Some Utah politicians you can’t help but admire—even if you’re not a Democrat. Take Sen. Jim Dabakis. As a Democrat in the Legislature, he has about as much influence as a slug, but Dabakis has a way of engaging the opposition and still telling it like it is. Here’s his latest on the Cliven Bundy imbroglio, from Facebook: “The Nevada guy does not pay $1 million in back taxes, lines up a bunch of his redneck buddies and they point lots of loaded guns at law-enforcement officers. That Nevada guy walks. Tim DeChristopher bids on some oil property—and does not pay, robbing big oil of a few moments of drilling time in the magnificent West—and Tim is sent to the federal slammer for a long, long time. … What magic spell do these Tea People have on politicians?”
Let’s talk about freedom. When people decided to live in society, they necessarily gave up some freedom. The idea was to live in a culture of law. Every time another law is passed, a certain freedom is taken. Is that bad? Congressional candidate Mia Love would have you believe that freedom is finite. “When government grows, freedom shrinks, and once a freedom is taken away, it is never given back,” she told the state GOP Convention. But wait. Never? On January 1, 1863, President Abraham Lincoln issued the Emancipation Proclamation. Didn’t that give back freedom to the slaves? Oh, but it was done by one of those lawless presidents, the kind who, when faced with opposition, just acted on principle. Then there was the 13th Amendment. And that put the give-back in law.
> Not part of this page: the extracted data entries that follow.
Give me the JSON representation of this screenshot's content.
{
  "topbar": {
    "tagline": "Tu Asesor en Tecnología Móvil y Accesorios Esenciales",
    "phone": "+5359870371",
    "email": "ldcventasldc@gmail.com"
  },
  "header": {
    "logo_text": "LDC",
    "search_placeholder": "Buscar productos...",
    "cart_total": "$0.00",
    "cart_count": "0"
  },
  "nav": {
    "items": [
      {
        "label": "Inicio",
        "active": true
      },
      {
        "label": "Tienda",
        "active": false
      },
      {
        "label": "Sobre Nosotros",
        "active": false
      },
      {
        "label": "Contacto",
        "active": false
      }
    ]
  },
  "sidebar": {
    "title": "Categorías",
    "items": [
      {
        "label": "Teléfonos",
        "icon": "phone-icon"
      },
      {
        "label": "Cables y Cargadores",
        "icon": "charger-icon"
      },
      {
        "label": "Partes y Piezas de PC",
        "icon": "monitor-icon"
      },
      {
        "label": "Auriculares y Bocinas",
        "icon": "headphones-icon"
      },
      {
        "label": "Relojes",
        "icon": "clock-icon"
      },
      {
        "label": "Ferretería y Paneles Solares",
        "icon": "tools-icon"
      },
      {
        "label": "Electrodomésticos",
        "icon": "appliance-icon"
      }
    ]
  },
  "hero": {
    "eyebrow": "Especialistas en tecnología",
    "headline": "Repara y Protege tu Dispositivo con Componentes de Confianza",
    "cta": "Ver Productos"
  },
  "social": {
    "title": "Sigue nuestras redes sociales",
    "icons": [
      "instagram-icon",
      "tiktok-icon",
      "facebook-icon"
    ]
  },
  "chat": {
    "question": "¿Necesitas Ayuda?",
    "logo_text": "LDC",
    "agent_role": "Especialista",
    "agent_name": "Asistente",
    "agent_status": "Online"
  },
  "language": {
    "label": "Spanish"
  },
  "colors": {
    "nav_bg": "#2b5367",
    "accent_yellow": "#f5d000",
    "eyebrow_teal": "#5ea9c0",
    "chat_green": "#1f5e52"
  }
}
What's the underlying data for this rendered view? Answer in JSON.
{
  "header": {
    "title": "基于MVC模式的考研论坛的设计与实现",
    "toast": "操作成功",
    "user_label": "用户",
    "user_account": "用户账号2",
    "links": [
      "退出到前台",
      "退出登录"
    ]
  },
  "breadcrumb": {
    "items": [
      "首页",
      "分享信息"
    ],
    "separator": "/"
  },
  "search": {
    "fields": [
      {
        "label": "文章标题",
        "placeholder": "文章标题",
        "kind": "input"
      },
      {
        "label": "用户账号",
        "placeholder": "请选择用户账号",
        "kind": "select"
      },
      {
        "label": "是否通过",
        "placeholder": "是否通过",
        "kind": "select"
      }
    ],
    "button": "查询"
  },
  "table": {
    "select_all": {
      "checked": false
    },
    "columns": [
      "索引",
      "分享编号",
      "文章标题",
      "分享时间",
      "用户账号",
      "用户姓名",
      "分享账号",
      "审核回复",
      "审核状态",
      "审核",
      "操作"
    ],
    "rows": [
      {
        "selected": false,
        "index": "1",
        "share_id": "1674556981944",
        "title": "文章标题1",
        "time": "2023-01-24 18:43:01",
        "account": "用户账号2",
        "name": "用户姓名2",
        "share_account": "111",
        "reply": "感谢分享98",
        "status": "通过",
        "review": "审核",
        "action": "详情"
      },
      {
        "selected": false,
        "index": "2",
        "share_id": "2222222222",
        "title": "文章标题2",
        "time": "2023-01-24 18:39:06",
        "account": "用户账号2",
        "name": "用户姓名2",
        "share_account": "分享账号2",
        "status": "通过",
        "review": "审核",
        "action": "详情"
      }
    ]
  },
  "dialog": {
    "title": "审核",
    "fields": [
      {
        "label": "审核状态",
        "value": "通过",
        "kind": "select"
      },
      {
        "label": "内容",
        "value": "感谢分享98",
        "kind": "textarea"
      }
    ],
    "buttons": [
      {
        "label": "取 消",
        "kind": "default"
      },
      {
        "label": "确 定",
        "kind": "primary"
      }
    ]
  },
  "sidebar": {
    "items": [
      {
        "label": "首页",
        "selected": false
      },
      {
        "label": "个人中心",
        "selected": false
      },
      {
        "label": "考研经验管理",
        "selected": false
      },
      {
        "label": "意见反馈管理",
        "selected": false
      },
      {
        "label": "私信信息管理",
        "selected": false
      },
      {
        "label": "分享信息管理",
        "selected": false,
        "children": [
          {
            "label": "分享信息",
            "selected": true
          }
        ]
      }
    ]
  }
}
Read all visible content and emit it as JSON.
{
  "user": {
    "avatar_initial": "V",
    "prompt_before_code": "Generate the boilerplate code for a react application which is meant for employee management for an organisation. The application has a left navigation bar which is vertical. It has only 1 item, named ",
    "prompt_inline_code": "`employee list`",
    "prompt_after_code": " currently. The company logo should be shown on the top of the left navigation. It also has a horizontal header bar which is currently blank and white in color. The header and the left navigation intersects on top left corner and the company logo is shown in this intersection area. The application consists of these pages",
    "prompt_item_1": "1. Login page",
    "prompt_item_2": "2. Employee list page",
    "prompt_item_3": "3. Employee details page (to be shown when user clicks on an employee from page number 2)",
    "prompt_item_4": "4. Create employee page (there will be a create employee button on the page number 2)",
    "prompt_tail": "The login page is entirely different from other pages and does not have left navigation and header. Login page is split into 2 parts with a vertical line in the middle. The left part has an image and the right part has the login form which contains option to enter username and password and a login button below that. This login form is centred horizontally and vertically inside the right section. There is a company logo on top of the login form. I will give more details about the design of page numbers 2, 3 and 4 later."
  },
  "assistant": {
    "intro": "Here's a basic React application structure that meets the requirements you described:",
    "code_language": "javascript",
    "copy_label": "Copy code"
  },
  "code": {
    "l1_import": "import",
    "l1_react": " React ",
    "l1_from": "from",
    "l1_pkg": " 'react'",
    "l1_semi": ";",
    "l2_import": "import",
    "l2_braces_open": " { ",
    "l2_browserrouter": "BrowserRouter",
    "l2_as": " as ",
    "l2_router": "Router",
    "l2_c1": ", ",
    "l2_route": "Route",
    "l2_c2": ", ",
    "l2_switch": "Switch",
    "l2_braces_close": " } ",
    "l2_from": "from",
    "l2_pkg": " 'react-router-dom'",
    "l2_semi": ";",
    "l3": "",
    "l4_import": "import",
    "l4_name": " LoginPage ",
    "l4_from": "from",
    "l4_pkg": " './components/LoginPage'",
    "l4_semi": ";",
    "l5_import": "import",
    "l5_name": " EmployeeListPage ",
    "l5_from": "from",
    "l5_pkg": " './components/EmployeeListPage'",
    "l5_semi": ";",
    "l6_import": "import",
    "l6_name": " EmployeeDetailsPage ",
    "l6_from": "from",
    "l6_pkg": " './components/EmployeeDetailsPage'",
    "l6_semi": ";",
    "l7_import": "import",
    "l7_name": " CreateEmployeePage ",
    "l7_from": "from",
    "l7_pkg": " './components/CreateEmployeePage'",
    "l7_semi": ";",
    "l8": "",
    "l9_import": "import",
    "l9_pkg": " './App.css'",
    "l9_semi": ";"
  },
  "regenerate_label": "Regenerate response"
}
Sometimes it’s the little victories that count. As the state of Utah tries to take over federal lands, the 10th Circuit Court of Appeals finally agreed that an unpaved road leading to Salt Creek Canyon in Canyonlands National Park is not a state highway. The court upheld a U.S. District Court ruling in the case that started in 2009, and reverberates into the future. “The State of Utah and its counties are pursuing more than 20 similar cases asserting that approximately 36,000 miles of dirt trails and cowpaths are state highways,” writes the Southern Utah Wilderness Alliance. SUWA calls Salt Creek Canyon one of the park’s crown jewels. Of course, people would like to drive their ATVs and SUVs into the area, but the court realizes this is not a trip to Disneyland.